It’s the Final Hour for Congress to Support Jobless Workers

With a cost-cutting GOP coming to town, this may be the last benefit extension for millions out of work.

By Seth Freed Wessler Nov 29, 2010

Millions of unemployed folks may receive the last installment of their jobless benefits this week if Congress fails to extend the unemployment insurance program before Tuesday.

Unemployment insurance usually lasts for 26 weeks, but during periods of high joblessness, Congress has historically extended the program by passing emergency spending measures. It’s done so four times since 2008. Over 40 percent of the close to 15 million unemployed people in the U.S. have been out of work for longer than 26 weeks. 

The current extension expires tomorrow, on Nov. 30, and if Congress refuses to fund a fifth extension it will force states to start cutting a million people from the program each month. With Republicans set to take control of the House in January and vowing to cut spending at all costs, this may the last chance Congress has to extend unemployment insurance.

The unemployment program kept a record 3.3 million people from falling below the poverty line last year. Even with the extensions, 1.6 million spent at least part of the year in a homeless shelter last year. 

Earlier in this month, House Republicans blocked a three-month extension to benefits. But that was just the latest jolt in an ongoing tug of war over jobless benefits. For the past year, they have been a recurring cause of rancorous partisan struggle, as Republicans and Democrats have each tried to make the program a political symbol of their ideas for government’s role in the economy. 

Conservatives say extending the program adds too much to the deficit and argue that if it’s extended it should be paid or with unspent stimulus dollars. Democrats respond to this by pointing out that jobless benefits act as an economic stimulator because unemployed folks turn around and immediately spend the money they receive. And, they add, unemployment insurance has always been treated as an emergency spending issue in times of high unemployment. The back and forth has not served out-of-work Americans well. In June, Congress let unemployment insurance lapse for over a month and millions temporarily lost benefits. 

But conservatives’ opposition to spending on jobless benefits has been about more than concern over the deficit. Another, darker ideology has also arisen alongside the rhetoric of fiscal responsibility: the entirely unsubstantiated assertion that jobless benefits make unemployed people lazy and keep them jobless. Given the huge racial disparities in joblessness, that’s a troublingly loaded canard. 
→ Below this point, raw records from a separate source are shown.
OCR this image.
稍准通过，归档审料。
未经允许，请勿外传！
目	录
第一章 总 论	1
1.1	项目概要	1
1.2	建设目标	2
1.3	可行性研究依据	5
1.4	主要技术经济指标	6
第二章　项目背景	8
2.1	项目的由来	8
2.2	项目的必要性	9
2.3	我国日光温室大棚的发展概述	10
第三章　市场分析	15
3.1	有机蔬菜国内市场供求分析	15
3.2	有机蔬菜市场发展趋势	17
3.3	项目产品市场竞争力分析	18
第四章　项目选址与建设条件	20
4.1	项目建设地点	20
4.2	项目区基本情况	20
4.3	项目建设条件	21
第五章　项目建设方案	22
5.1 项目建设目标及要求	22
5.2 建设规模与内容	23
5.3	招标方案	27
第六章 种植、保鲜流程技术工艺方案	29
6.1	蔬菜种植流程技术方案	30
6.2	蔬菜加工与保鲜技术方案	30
Speaking to The Hill, Matt Mitchell, a research fellow at the conservative Mercatus Center at George Mason University said, "The irony is that by refusing to extend unemployment benefits, Congress may have taken its most effective step toward reducing the unemployment rate." Conservative congress members have previously said the same.

The claim is absurd. First of all, unemployment benefits offer a franction of the income that a job would provide. But more significantly, Labor Department data reveals that the overwhelming reason that people are unemployed is that there just are not enough jobs. There are five jobless people for every one job opening.

But the counterfactual argument that federal efforts to fight poverty are responsible for poverty is as old as Reconstruction. Not surprising, then, that it reemerges at a time when unemployment is most likely to strike black and brown workers. Black joblessness was 15.7 percent last month, almost twice the unemployment rate among whites. Latino unemployment was 12.6 percent. And people of color are more likely to be out of work for longer. This is true not only for blacks, American Indians and Latinos, but also for Asian workers, who are more likely to face barriers to finding a new job after losing one than whites.

The impacts of unemployment are far-reaching. As Yvonne Liu wrote last week, long term unemployment "has deep implications for the lifelong health and well-being of an individual as well as their children and families." And Naima Ramos-Chapman explained skyrocketing unemployment among young people of color is on course to expand an already vast racial wealth gap.

Short of a massive investment in a targeted public jobs program, unemployment insurance may be the only tool available for slowing the downward slide Liu and Ramos-Chapman describe. At minimum, the program helps keep families housed, fed and paying the bills. But it can also provides jobless folks with support while they get retrained or enroll in school so that they might reenter the job market more competitively. 

Congress has until tomorrow to extend the benefit. If it fails to do so, cuts will begin on Friday. Meanwhile, it remains unclear if Congress will extend President George W. Bush’s tax cuts for the richest Americans. The tax cuts have increased the federal deficit by billions, but deficit hawks aren’t concerned with that. They’re worried about the cost unemployment insurance. Priorities anyone?